Victims of Depression

John Dinning, the girls' father, lost the farm in the Great Depression and became a Maytag salesman. The family moved often, living mostly in Oklahoma and Kansas. Lou, Jean and Ginger entered and won several amateur music contest and had a 15-minute radio show in Enid, Kansas.

"We were very dedicated to a career," recalled Jean. "Our ambition always was to be like the Boswell Sisters and later the Andrews Sisters. When we were about 11 we'd go down to a place that was a real dive and put a nickel in the jukebox and play the Andrews Sisters' 'Hold Tight.' Then men would put in nickels over and over while we learned it. Momma would have killed us if she'd known we were down there."

Lou remembered practicing with her sisters while their mother, Bertha, was at the sink.

"We found out if we sang for her, she'd let us out of doing the dishes. So we'd keep singing until she was done washing."

It was brother Wade who drove the girls to Chicago and a successful audition for NBC. The year was 1939. A contract with Capitol Records came a few years later. But although the Dinning Sisters worked regularly and were a critical success, their popularity never rivaled that of the Andrews Sisters. Nearly everyone has a different explanation.

"We could have given it a bigger try," said Ginger. "Sometimes I wish we had. In those days girls were oriented toward getting married. I don't think I ever gave it a second thought that I could choose a career before a family. So when Harry came along, a lot of my attention went elsewhere."

Ginger was 18 when she married Harry Lutke, and the two are still together. They have seven children.

Jack Fascinato, 72, now of Palm Springs, was the Dinning Sisters' arranger during the first half of their career. He has been musical director for Tennessee Ernie Ford since 1954.

"I think the Dinnings were a better act than the Andrews Sisters musically, but they didn't have the movement of the Andrews," he said. "They weren't as qualified when it came to dancing."

Jean believes that the group began to unravel after Fascinato was drafted, and that money problems contributed.

'A Big Mistake'

"Jack was very important," she said, "and when he got out of the service, he wanted 25% of the income. There never was much money, especially then, and we said no. It was a big mistake. We drifted from arranger to arranger and from argument to argument."

Years later Jean wrote a No. 1 pop hit, "Teen Angel," sung by her brother Mark Dinning.

Disc jockey Chuck Cecil thinks the Dinnings were victims of inadvertent bad timing, arriving on the swing scene a little too late.

"They came at a difficult time," he explained. "Most of the groups that were big had already made it."

Lou Dinning shrugs and says that she and her sisters were too "soft."
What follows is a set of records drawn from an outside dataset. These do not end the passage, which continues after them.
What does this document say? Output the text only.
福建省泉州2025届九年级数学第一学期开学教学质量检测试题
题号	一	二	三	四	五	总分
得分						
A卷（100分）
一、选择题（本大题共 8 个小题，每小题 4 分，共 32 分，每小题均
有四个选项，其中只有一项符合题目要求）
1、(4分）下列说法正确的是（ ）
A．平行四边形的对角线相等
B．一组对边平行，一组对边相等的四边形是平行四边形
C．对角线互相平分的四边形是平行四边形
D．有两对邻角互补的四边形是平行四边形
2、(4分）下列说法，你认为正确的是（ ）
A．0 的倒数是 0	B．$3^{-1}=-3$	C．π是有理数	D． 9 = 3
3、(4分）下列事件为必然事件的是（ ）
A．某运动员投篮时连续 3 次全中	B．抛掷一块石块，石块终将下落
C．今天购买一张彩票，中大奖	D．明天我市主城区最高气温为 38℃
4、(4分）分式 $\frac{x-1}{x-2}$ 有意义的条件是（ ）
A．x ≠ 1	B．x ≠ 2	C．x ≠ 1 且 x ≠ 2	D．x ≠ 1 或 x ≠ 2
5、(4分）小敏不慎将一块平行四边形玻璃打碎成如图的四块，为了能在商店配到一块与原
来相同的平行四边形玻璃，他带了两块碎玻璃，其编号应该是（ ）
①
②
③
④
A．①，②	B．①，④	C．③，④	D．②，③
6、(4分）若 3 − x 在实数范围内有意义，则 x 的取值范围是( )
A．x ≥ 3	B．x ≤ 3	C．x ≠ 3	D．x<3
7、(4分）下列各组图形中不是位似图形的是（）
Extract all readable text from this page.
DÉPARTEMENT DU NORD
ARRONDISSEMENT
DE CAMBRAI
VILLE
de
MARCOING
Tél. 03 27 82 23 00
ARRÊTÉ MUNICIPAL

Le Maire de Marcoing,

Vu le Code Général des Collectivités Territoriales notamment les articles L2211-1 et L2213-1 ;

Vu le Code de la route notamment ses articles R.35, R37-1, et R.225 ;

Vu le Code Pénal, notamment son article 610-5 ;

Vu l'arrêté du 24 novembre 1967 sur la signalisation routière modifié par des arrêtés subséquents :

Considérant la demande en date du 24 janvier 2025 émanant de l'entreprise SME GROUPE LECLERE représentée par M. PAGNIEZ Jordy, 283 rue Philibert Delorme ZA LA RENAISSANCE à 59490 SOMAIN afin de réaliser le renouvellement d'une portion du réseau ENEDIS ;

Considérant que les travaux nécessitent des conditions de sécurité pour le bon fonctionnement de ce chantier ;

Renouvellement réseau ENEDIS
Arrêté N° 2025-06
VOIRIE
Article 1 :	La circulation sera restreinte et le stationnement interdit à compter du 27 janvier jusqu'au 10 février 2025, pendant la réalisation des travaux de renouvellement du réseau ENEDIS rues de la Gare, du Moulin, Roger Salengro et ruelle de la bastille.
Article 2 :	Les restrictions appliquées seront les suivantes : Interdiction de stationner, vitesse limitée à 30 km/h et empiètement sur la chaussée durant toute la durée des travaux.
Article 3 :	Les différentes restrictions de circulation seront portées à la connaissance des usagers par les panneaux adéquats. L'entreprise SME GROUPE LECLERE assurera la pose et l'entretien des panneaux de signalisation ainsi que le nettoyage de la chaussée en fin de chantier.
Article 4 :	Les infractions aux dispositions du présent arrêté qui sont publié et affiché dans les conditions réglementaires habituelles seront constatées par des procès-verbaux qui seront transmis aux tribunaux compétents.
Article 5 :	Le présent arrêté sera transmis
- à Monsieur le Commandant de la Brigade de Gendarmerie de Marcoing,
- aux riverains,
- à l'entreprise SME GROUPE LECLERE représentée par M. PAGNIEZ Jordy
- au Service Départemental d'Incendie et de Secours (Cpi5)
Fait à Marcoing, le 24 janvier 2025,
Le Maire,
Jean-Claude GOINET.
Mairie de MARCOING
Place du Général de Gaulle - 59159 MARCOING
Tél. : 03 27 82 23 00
"The Andrews were fabulous," she said. "They had a sound that really jumped out at you. That kind of thing just wasn't in our makeup."

In the 1950s Lou and then-husband Don Robertson were successful "demo" makers, recording songs for writers who then would play the demonstrations to a music publisher or record company. Their clients included Johnny Mercer and "Guys and Dolls" composer Frank Loesser.

But Lou has long since left that business, and she plans to stay retired. She is less than enthusiastic, for example, about the idea that the Dinning Sisters might record again.

"Frank and the girls are talking about doing it," she said. "If they really want me to, I guess I will. But I sing at our family reunions. That's enough."